Robert Z. Aliber

J.P. Morgan Fellow - Class of Fall 2002

Professor Emeritus of International Economics and Finance, University of Chicago Graduate School of Business

American Academy Project: Financial Integration, Capital Flows, and Exchange Rates
Current Location: Illinois

Biography

Robert Z. Aliber has written extensively about exchange rates, and international financial and banking relationships and policy problems. Recent publications include The Reconstruction of International Monetary Arrangements (ed., Macmillan, 1986), The Handbook of International Financial Management (ed. Dow Jones Irwin, 1989), Global Portfolios (co-editor, Business One Irwin, 1991), The New International Money Game (University of Chicago Press, 2000), The Multinational Paradigm (MIT Press, 2003), and Your Money and Your Life (Stanford Economics and Finance, 2010).
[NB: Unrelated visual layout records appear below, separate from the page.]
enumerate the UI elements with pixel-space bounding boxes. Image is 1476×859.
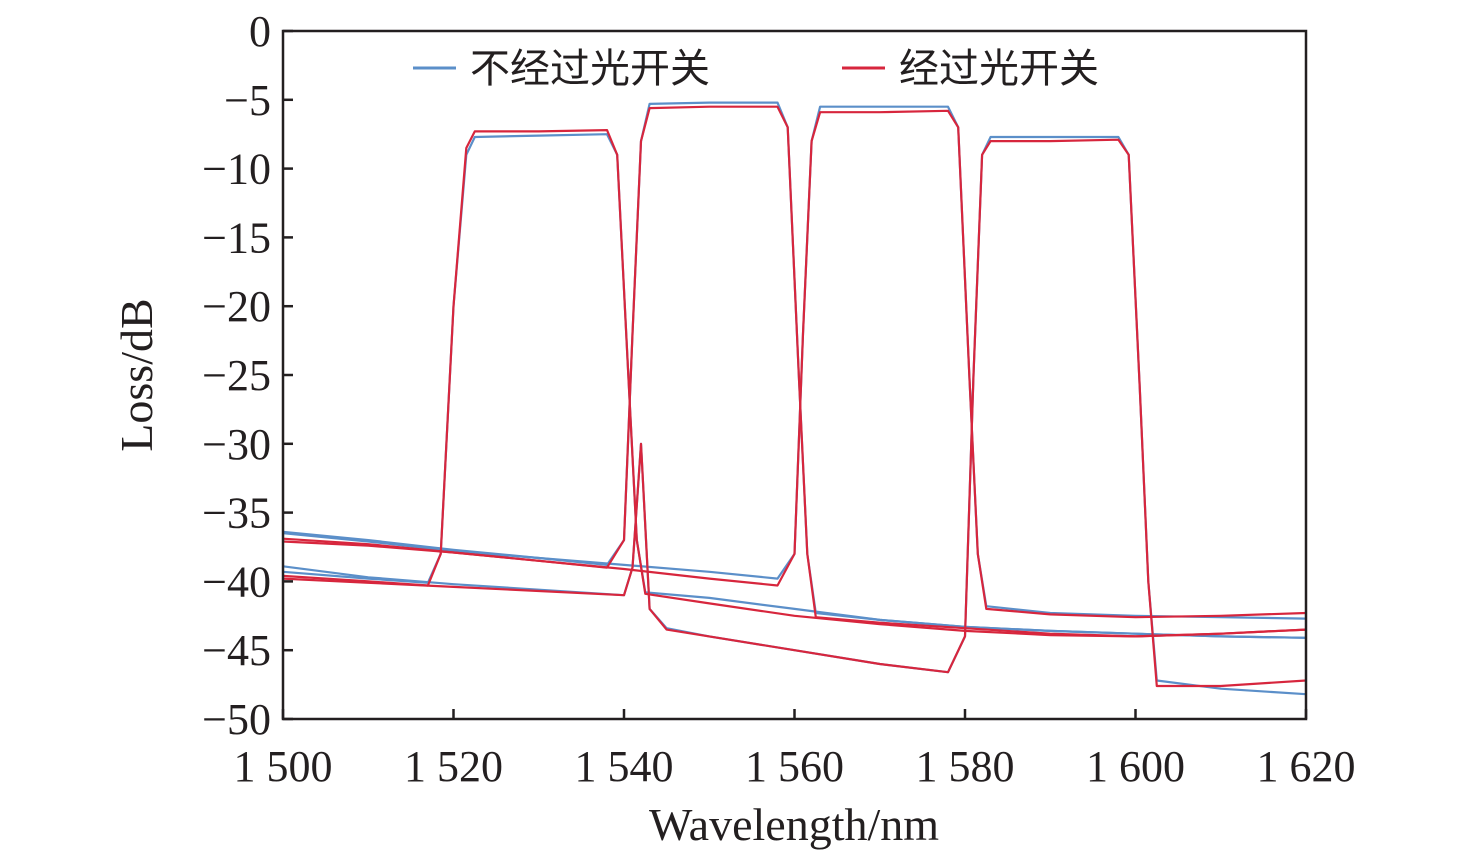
series-line-without-switch-channel-4 (282, 135, 1307, 696)
y-axis-title: Loss/dB (111, 298, 162, 451)
x-tick-label: 1 520 (404, 742, 503, 791)
y-tick-label: 0 (249, 7, 271, 56)
y-tick-label: −30 (202, 420, 271, 469)
series-line-with-switch-channel-1 (282, 129, 1307, 638)
series-line-with-switch-channel-3 (282, 109, 1307, 619)
legend: 不经过光开关 经过光开关 (413, 46, 1099, 92)
series-line-with-switch-channel-2 (282, 105, 1307, 638)
series-line-with-switch-channel-4 (282, 138, 1307, 688)
series-line-without-switch-channel-3 (282, 105, 1307, 620)
y-tick-label: −20 (202, 282, 271, 331)
series-layer (282, 101, 1307, 696)
x-tick-label: 1 580 (916, 742, 1015, 791)
legend-label-with-switch: 经过光开关 (899, 46, 1099, 92)
y-tick-label: −5 (224, 76, 271, 125)
x-tick-label: 1 540 (575, 742, 674, 791)
y-tick-label: −25 (202, 351, 271, 400)
x-tick-label: 1 560 (745, 742, 844, 791)
y-tick-label: −45 (202, 626, 271, 675)
x-tick-label: 1 500 (234, 742, 333, 791)
legend-label-without-switch: 不经过光开关 (470, 46, 710, 92)
x-tick-label: 1 600 (1086, 742, 1185, 791)
y-tick-label: −10 (202, 145, 271, 194)
y-tick-label: −15 (202, 213, 271, 262)
y-axis: 0 −5 −10 −15 −20 −25 −30 −35 −40 −45 −50 (202, 7, 293, 744)
y-tick-label: −35 (202, 489, 271, 538)
y-tick-label: −40 (202, 557, 271, 606)
x-axis-title: Wavelength/nm (649, 799, 939, 850)
x-axis: 1 500 1 520 1 540 1 560 1 580 1 600 1 620 (234, 709, 1356, 791)
x-tick-label: 1 620 (1257, 742, 1356, 791)
series-line-without-switch-channel-2 (282, 101, 1307, 639)
y-tick-label: −50 (202, 695, 271, 744)
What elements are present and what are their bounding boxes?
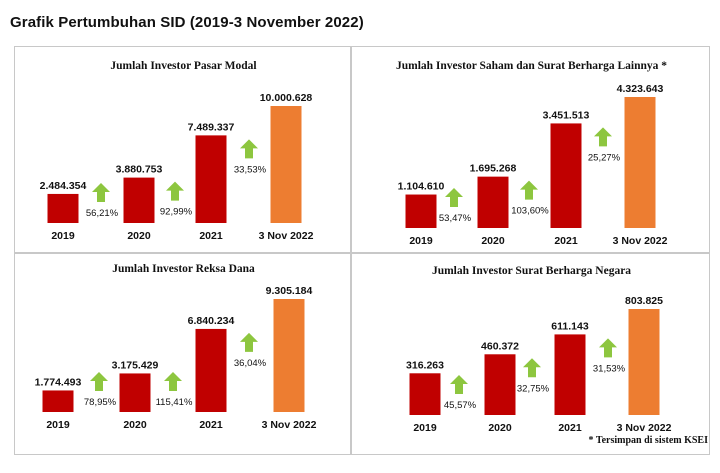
category-label: 2020	[488, 422, 512, 434]
category-label: 2019	[413, 422, 437, 434]
category-label: 2021	[199, 230, 223, 242]
category-label: 2019	[46, 419, 70, 431]
bar	[554, 334, 586, 415]
value-label: 803.825	[625, 295, 663, 307]
value-label: 460.372	[481, 340, 519, 352]
category-label: 3 Nov 2022	[262, 419, 317, 431]
bar	[195, 135, 227, 223]
chart-title: Jumlah Investor Pasar Modal	[110, 60, 256, 72]
category-label: 2019	[409, 235, 433, 247]
growth-label: 78,95%	[84, 397, 117, 408]
bar	[550, 123, 582, 228]
chart-svg: Jumlah Investor Reksa Dana 1.774.493 2019 3…	[35, 263, 317, 431]
growth-arrow-icon	[520, 180, 538, 200]
bar	[123, 177, 155, 223]
bar	[42, 390, 74, 412]
growth-arrow-icon	[240, 139, 258, 159]
category-label: 2021	[554, 235, 578, 247]
chart-panel-pasar-modal: Jumlah Investor Pasar Modal 2.484.354 2019…	[14, 46, 351, 253]
page-title: Grafik Pertumbuhan SID (2019-3 November …	[10, 14, 364, 31]
chart-svg: Jumlah Investor Surat Berharga Negara 316…	[406, 265, 672, 434]
chart-panel-sbn: Jumlah Investor Surat Berharga Negara 316…	[351, 253, 710, 455]
chart-title: Jumlah Investor Saham dan Surat Berharga…	[396, 60, 667, 72]
category-label: 2020	[123, 419, 147, 431]
growth-label: 45,57%	[444, 400, 477, 411]
growth-label: 36,04%	[234, 358, 267, 369]
growth-arrow-icon	[166, 181, 184, 201]
growth-arrow-icon	[594, 127, 612, 147]
category-label: 2021	[558, 422, 582, 434]
category-label: 2019	[51, 230, 75, 242]
bar	[624, 97, 656, 228]
value-label: 2.484.354	[40, 180, 87, 192]
value-label: 6.840.234	[188, 315, 235, 327]
bar	[270, 106, 302, 223]
chart-svg: Jumlah Investor Pasar Modal 2.484.354 2019…	[40, 60, 314, 242]
bar	[273, 299, 305, 412]
value-label: 9.305.184	[266, 285, 313, 297]
growth-arrow-icon	[450, 375, 468, 394]
value-label: 7.489.337	[188, 121, 235, 133]
growth-arrow-icon	[92, 183, 110, 202]
chart-panel-saham: Jumlah Investor Saham dan Surat Berharga…	[351, 46, 710, 253]
value-label: 4.323.643	[617, 83, 664, 95]
category-label: 3 Nov 2022	[613, 235, 668, 247]
chart-svg: Jumlah Investor Saham dan Surat Berharga…	[396, 60, 668, 247]
growth-arrow-icon	[523, 358, 541, 378]
growth-arrow-icon	[445, 188, 463, 207]
chart-title: Jumlah Investor Surat Berharga Negara	[432, 265, 631, 277]
chart-title: Jumlah Investor Reksa Dana	[112, 263, 255, 275]
growth-label: 92,99%	[160, 207, 193, 218]
value-label: 1.774.493	[35, 376, 82, 388]
bar	[484, 354, 516, 415]
value-label: 316.263	[406, 359, 444, 371]
value-label: 1.104.610	[398, 181, 445, 193]
growth-label: 115,41%	[156, 397, 193, 408]
bar	[405, 194, 437, 228]
growth-arrow-icon	[240, 332, 258, 352]
growth-arrow-icon	[599, 338, 617, 358]
bar	[47, 193, 79, 223]
growth-label: 103,60%	[511, 206, 549, 217]
category-label: 3 Nov 2022	[617, 422, 672, 434]
bar	[409, 373, 441, 415]
value-label: 3.880.753	[116, 164, 163, 176]
category-label: 2020	[127, 230, 151, 242]
value-label: 1.695.268	[470, 163, 517, 175]
growth-label: 56,21%	[86, 208, 119, 219]
growth-arrow-icon	[90, 372, 108, 391]
bar	[195, 328, 227, 412]
chart-panel-reksa-dana: Jumlah Investor Reksa Dana 1.774.493 2019 3…	[14, 253, 351, 455]
category-label: 2021	[199, 419, 223, 431]
footnote: * Tersimpan di sistem KSEI	[588, 435, 708, 446]
value-label: 10.000.628	[260, 92, 313, 104]
value-label: 3.175.429	[112, 359, 159, 371]
growth-label: 53,47%	[439, 213, 472, 224]
value-label: 3.451.513	[543, 109, 590, 121]
value-label: 611.143	[551, 320, 589, 332]
bar	[119, 373, 151, 412]
growth-label: 33,53%	[234, 164, 267, 175]
growth-label: 25,27%	[588, 152, 621, 163]
bar	[477, 176, 509, 228]
growth-arrow-icon	[164, 372, 182, 391]
growth-label: 32,75%	[517, 383, 550, 394]
category-label: 3 Nov 2022	[259, 230, 314, 242]
bar	[628, 309, 660, 415]
category-label: 2020	[481, 235, 505, 247]
growth-label: 31,53%	[593, 363, 626, 374]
He is a co-author of Money, Banking, and the Economy (Norton, First Edition, 1981, Fourth Edition 1990) and Manias, Panics and Crashes: A History of Financial Crises (Palgrave Macmillan, 2011).

While at Chicago, he developed the Program of International Studies in Business and the Center for Studies in International Finance. He has consulted to the Board of Governors of the Federal Reserve System and to other U.S. government agencies, the World Bank and the International Monetary Fund, and to the research institutes and private firms, testified before committees of the Congress, and lectured extensively in the United States and abroad. Robert Z. Aliber was awarded the J.P.Morgan International Prize in Fanance Policy and Economics for the Fall Semester 2002.